I am happy to say that $80,000.00 in retroactive benefits is on its way to Jeffrey so that he can rebuild his life without the worries associated with living in poverty.

Leslie's case is not all that dissimilar to Jeffrey's case. Leslie was in her 30's, working a professional position for many years (and was showing a consistent work history since the age of 14). As Leslie's mental health problems (which have been diagnosed as bipolar disorder, along with an anxiety disorder and ultimately a social phobia) worsened, it became necessary for Leslie's employer to make accommodations for her: she was allowed to come in late, leave early and to miss work on more than just an occasional basis. Ultimately, it became necessary for Leslie to adjust her work schedule so that she was working a part-time schedule (and even this became a struggle for her). Leslie's employer got to the point where they needed to lay off an employee (and Leslie offered to take the layoff given the extent to which she was struggling to come into the office). Leslie subsequently applied for unemployment benefits given she was supporting her two young children (and given she did not quite understand that by applying for unemployment she was continuing to say she was “available for gainful employment”). When Leslie contacted my office, she was considering applying for Social Security and it was a very difficult conversation to have regarding the unemployment (as consideration needed to be given to the discontinuance of these funds, and prior to applying for benefits).

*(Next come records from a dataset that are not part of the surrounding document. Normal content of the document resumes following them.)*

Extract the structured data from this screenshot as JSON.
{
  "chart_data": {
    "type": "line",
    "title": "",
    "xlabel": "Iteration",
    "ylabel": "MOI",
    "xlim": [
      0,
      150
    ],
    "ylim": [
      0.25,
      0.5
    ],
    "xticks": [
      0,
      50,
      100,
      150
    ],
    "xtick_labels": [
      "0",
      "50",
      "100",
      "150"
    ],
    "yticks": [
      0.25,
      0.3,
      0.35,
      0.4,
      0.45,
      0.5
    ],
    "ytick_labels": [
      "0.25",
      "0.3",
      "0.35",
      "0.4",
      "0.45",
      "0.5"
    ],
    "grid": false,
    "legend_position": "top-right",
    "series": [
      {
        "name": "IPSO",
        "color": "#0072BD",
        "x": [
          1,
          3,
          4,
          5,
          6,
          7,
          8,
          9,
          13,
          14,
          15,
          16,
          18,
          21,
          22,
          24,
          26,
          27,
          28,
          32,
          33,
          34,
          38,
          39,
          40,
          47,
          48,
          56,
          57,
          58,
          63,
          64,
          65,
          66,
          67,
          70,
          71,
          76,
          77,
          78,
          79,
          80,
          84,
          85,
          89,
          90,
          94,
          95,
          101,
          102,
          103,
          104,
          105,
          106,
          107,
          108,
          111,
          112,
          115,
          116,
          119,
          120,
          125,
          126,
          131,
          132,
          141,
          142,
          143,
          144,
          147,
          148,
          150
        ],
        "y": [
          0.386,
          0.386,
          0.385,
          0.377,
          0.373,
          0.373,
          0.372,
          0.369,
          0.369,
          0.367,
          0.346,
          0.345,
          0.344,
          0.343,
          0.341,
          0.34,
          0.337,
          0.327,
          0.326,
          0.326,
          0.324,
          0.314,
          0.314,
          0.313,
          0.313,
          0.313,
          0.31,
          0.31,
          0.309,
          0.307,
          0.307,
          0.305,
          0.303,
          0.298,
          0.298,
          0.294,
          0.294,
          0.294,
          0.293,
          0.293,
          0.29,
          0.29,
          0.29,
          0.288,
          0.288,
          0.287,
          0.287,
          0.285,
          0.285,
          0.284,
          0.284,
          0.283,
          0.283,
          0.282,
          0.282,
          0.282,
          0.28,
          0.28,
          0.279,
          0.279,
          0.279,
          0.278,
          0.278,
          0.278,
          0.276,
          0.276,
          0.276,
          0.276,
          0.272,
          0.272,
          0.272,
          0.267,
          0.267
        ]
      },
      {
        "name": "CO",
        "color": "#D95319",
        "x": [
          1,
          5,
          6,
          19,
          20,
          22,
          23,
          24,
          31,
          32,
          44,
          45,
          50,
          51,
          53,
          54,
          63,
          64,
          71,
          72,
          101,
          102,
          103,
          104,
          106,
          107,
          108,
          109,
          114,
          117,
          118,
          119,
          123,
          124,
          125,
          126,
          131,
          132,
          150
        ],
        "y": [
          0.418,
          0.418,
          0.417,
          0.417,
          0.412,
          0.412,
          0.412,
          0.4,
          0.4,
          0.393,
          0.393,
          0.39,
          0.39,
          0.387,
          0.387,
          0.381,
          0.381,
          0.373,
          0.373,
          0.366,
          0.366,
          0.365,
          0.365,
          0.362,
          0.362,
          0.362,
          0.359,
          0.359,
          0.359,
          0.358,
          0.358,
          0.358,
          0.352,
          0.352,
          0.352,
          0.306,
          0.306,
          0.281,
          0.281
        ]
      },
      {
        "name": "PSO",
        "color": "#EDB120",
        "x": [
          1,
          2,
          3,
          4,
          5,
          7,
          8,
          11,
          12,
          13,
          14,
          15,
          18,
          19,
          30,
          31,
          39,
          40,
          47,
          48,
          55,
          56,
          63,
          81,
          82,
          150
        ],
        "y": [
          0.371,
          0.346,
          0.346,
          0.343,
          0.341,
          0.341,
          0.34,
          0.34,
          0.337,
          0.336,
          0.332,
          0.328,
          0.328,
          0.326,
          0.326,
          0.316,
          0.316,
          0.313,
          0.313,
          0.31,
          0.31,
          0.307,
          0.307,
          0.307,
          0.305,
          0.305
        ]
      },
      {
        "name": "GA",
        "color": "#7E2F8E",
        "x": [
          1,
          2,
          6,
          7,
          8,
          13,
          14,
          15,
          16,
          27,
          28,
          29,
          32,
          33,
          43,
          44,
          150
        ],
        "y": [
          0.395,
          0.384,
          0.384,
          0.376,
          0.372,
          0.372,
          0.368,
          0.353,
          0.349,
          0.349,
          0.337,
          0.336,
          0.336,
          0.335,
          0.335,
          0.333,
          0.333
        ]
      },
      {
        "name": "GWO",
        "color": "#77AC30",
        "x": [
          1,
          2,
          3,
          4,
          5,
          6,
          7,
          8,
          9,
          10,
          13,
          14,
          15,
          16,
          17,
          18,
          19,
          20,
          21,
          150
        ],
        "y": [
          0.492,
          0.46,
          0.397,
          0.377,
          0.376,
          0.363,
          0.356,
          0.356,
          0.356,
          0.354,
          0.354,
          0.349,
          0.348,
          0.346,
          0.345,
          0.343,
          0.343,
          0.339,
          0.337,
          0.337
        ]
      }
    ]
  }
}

Leslie had been followed for quite some time by a psychiatrist, whose progress notes were very few and of very little substance (which is not to mention they were to some extent illegible). They did not establish a telling history of the problems Leslie had been experiencing. Given Leslie was no longer seeing a psychologist, we discussed the benefits both personally and to her case of getting back into treatment with her psychologist. Ultimately, Leslie's mental health problems became more severe and she required ECT treatment during the year leading up to her hearing. Given the additional documentation we were able to obtain from Leslie's psychiatrist and her psychologist, we were able to get Leslie's case reviewed prior to the need to go to hearing (and she was provided with a fully favorable on the record decision: meaning she did not have to go through the anxiety-ridden process of an administrative hearing). I am happy to say that Leslie has been provided with a significant amount of retroactive benefits for both her family and her. Life has taken a big turn for the better for this family, and I am feel fortunate that they had the trust and confidence in my advice and abilities to stay the course in what was close to a 2 year application and appeals process.

Needless to say, it has been an emotionally rewarding month.